Some days ago, I posted some noobish thoughts about crossoword construction. I'd figured out that Nutrimatic's default word lists were good for Nutrimatic's use case, but not so great for a list of candidate words for an automatic crossword grid-filler program. I got comments from some smart people on that post.

Tinhorn pointed me at the Collaborative Word List Project. This is a big word list that's maintained by a bunch of puzzle creators. Once I heard about this, I knew it was going to be an awesome thing. I sent off for it right away. It took a while for me to get it, though. This list is "collaborative," and to collaborate, puzzle designers need to run a program on their computers. The download page had Mac, Windows versions... and of course, I'm still a lunkhead Linux user so I had to go and ask what to do. Fortunately, the programmer, Alex Boisvert, was a smartie and had designed the system well enough such that he was able to figure out a solution for me. But it took a while for my questions to go back and forth.

Meanwhile, I was working on Dan Egnor's ideas on how to get "clueable" words and phrases from Nutrimatic's data. (You recall that Nutrimatic uses Wikipedia: it finds common phrases, article titles, and link "anchor text".) Dan suggested concentrating on article titles and link anchor text.
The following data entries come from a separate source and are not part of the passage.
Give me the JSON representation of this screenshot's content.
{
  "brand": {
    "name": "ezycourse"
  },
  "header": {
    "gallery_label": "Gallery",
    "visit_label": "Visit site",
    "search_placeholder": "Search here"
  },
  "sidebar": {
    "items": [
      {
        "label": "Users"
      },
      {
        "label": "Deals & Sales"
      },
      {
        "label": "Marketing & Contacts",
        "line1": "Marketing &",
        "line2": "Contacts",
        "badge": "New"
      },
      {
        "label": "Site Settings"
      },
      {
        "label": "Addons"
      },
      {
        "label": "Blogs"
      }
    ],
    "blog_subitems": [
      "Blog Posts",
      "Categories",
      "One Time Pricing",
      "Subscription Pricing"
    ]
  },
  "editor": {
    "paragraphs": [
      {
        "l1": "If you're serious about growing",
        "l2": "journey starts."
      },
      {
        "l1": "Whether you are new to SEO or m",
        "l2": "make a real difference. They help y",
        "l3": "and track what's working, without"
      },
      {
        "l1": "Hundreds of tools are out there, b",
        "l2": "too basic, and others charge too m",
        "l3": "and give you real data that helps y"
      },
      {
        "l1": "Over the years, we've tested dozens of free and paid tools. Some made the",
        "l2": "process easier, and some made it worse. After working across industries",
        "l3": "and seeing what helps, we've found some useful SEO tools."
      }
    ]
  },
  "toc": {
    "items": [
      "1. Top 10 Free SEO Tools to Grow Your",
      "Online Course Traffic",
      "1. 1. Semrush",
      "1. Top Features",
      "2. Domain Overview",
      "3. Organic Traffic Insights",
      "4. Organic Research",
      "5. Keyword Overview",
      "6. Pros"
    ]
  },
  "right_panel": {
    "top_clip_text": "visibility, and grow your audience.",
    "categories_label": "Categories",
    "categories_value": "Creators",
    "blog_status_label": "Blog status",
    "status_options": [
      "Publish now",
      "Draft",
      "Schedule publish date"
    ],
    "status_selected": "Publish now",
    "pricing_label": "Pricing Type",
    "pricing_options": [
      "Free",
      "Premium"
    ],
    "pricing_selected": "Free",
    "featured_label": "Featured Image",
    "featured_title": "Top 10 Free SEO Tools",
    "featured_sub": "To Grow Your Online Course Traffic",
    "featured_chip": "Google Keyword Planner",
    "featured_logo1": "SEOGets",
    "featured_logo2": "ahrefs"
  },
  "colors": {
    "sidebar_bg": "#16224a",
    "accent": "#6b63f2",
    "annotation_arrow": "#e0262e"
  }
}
That would get more phrases like "Hank Aaron" but fewer like "from his". I tried that and it helped a lot! Which then ran me into the next hurdle: rodr. Nutrimatic thinks that "rodr" is a word. It doesn't think it's a great word, but it thinks rodr is OK. But rodr looks funny in a crossword grid, or at least I was surprised to find it there when I tried using a revised Nutri-clueables list with Crossword Constructor. And there were some other weird things in there, too. It turned out that these were artifacts of, uhm, international text. Text like "Rodríguez". Nutrimatic is set up for English; when it sees "Rodríguez" it does its best and interprets the text as two words "rodr guez". And again, for Nutrimatic's use case, that's fine. But now I was trying to figure out how to tweak Nutrimatic to be more careful with these förêígn letters. So I'm digging around, trying to find out which software library is dropping this stuff and what other software library I might replace it with. And it's taking me a while because every time I think I've figured something out the next step is "OK, now that it's working, run this program over all of Wikipedia... and come back tomorrow when it's done." So when things weren't working as well as I thought... uhm, yeah.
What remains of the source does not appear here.